The authors coin the term chromothripsis (from ‘chromo’, for chromosome; and ‘thripsis’, for breaking into small pieces) to designate this phenomenon.
Stephens and colleagues combined next-generation sequencing and single nucleotide polymorphism (SNP) array data to analyse the patterns of somatic (non-germline) genomic rearrangements in tumours. Intriguingly, they found that in some cases the changes consist of tens to hundreds of rearrangements, confined to one or a few chromosomes.

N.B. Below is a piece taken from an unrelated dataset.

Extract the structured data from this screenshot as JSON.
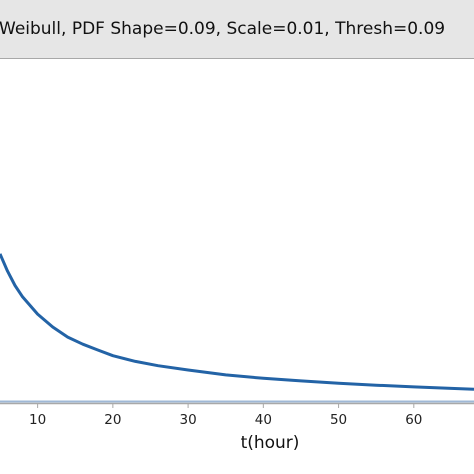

Rearrangements are common in cancer, so how can the authors tell whether such mutations were caused by a single event? They argue that the final configuration of the rearrangements they observed could be explained only by a single catastrophic episode, rather than by a series of independent events. Rearrangements due to chromothripsis are usually restricted to a few chromosomes, within which breakpoints show a non-random distribution.
The potential implications of chromothripsis as a cause and/or mediator of cancer are evident. As Stephens et al. point out, the generation of so many rearrangements in a single genomic crisis makes it likely that more than one cancer-causing lesion would occur.